Nach kurzem Intro stürmen die vier Kanadier auf die Bühne – und werden von der ersten Sekunde an abgefeiert. Diese Begeisterungsexplosionen, die man ja bei fast jedem Konzert erleben kann, wenn die lästigen Vorbands endlich fertig sind und der ersehnte Headliner kommt, lassen mich immer wieder erschaudern. Geil und gespenstisch zugleich, wie die Stimmung vom einen auf den anderen Moment überkippen kann.
Die Band indes zockt routiniert „Ambush“ vom aktuellen Album „Annihilator“ als Opener. Während Sänger und Gitarrist Dave Padden noch etwas kühl agiert, ist Jeff Waters ab der ersten Sekunde nur noch für das Publikum da. Der Mann lebt für die Bühne, das merkt man mit verbundenen Augen.

Ohne viel Aufhebens gehen die ersten Songs ineinander über; schon an dritter Stelle folgt „King Of The Kill“, der standesgemäß umjubelt aufgenommen wird. Erst danach gibt es die erste Ansage durch Jeff – und bescheiden wie der Gute ist, handelt es sich dabei gleich um eine Entschuldigung! In Luxemburg sei der verdammte Tourbus kaputt gegangen, es ziehe die ganze Zeit, wodurch die halbe Band erkältet sei. Die Deutschlanddaten müsse man noch durchstehen, dann würde der Bus getauscht. – Gute Besserung, Jeff. Nötig war die Entschuldigung trotzdem nicht, denn auch mit Erkältung ist Waters ein Vorbild an Bühnenpräsenz, Spielfreude und Nähe zum Publikum.
Ob er herumrennt, sich in Posen wirft, mit seinem Bassisten Al Campuzano Synchron-Headbanging übt, Grimassen zieht oder mit motivierenden Gesten das Publikum anfeuert – Waters ist einfach ständig präsent und zu jedem Zeitpunkt der eindeutige Fixpunkt auf der Bühne.

Bei einigen Songs aus den Neunzigern übernimmt Waters auch den Leadgesang von Padden, so z.B. bei der wunderbaren (Halb-)Ballade „Hell Is A War“. Von solchen Ausnahmen abgesehen, ist aber Dave Padden der unumstrittene Leadsänger von ANNIHILATOR – zum einen, weil er immerhin schon acht Jahre in der Band ist, wie der selbsternannte schlechte Arithmetiker Waters staunend feststellt. Zum anderen, weil wohl auch das Publikum jedes Mal staunend feststellt, was für ein großartiger Sänger Padden ist. Ohne spezielle Monitoringtechnik meistert er jeden Ton und changiert locker zwischen Thrash-Brüllen und melodischem Bariton. Glanztat in „Fun Palace“!
Wahrscheinlich ist Paddens Sangestalent neben vielen Fananfragen der Hauptgrund dafür, dass die Band im letzten Drittel des Konzerts ein zwei Songs dauerndes „Akustikset“ einlegt.

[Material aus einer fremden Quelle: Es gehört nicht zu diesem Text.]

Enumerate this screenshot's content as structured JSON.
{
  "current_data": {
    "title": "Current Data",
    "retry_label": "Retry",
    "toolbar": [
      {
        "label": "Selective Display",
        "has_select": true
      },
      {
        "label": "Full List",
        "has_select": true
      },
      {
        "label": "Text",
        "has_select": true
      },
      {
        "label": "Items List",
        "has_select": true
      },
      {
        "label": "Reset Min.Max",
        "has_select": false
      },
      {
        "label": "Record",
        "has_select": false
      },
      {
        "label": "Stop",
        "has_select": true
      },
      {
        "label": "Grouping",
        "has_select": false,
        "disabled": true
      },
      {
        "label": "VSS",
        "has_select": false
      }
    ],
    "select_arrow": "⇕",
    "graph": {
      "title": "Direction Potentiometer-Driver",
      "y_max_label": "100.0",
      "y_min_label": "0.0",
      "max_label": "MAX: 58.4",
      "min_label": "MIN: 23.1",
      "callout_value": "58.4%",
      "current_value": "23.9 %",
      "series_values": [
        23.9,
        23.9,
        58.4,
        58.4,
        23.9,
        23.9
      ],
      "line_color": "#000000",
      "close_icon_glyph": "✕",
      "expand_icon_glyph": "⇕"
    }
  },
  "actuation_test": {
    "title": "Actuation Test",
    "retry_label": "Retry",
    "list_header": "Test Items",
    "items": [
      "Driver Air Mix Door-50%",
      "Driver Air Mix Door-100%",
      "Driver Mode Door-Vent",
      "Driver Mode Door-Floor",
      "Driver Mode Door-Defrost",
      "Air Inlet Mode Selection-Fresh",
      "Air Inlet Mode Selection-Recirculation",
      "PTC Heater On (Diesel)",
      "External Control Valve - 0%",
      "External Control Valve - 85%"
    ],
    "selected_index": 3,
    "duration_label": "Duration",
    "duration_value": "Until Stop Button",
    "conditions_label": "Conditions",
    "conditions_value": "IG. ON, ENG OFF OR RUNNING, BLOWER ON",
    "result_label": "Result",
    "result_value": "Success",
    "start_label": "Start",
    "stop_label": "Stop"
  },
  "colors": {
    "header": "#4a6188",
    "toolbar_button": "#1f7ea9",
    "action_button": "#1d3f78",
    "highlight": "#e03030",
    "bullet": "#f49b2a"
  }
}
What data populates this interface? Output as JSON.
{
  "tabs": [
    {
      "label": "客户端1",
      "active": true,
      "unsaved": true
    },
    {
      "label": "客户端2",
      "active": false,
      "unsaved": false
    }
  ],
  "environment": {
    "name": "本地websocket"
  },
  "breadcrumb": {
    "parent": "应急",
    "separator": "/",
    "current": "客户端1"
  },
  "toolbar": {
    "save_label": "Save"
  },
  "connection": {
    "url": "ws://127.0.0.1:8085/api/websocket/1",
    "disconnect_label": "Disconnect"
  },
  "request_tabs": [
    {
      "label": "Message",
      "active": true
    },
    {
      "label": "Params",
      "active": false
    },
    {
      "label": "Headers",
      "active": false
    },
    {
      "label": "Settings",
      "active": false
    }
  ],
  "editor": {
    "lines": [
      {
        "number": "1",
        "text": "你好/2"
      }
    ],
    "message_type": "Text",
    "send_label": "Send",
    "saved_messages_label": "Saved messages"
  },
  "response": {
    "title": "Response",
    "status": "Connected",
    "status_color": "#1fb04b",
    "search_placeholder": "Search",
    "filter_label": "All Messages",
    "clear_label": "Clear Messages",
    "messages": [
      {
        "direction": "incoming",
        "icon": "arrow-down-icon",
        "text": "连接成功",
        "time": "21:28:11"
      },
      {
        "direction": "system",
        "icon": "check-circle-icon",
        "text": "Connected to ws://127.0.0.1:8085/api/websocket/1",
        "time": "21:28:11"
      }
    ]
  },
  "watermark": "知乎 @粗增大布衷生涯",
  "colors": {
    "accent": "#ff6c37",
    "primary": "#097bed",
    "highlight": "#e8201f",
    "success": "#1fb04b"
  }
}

Während Schlagzeuger Carlos Pause macht, placieren sich Waters, Padden (jetzt ohne Gitarre) und Campuzano auf Barhockern und geben „Phoenix Rising“ und „Sounds Good To Me“ zum Besten. Paddens Gesang dabei nicht weniger als gänsehautfördernd und auch Campuzano beweist sich als veritabler Backgroundsänger.

Nach über 100 Minuten Spielzeit und dem standesgemäßen Abschluss durch „Alison Hell“ ist Schicht im Schacht. Wenn ich an einem Donnerstagabend nicht darauf angewiesen wäre, die letzte S-Bahn Richtung Heimat noch zu erwischen, hätte das Konzert von mir aus auch noch eine Stunde länger dauern können. ANNIHILATOR haben einfach alles geboten, was man sich bei einem Metalkonzert wünscht.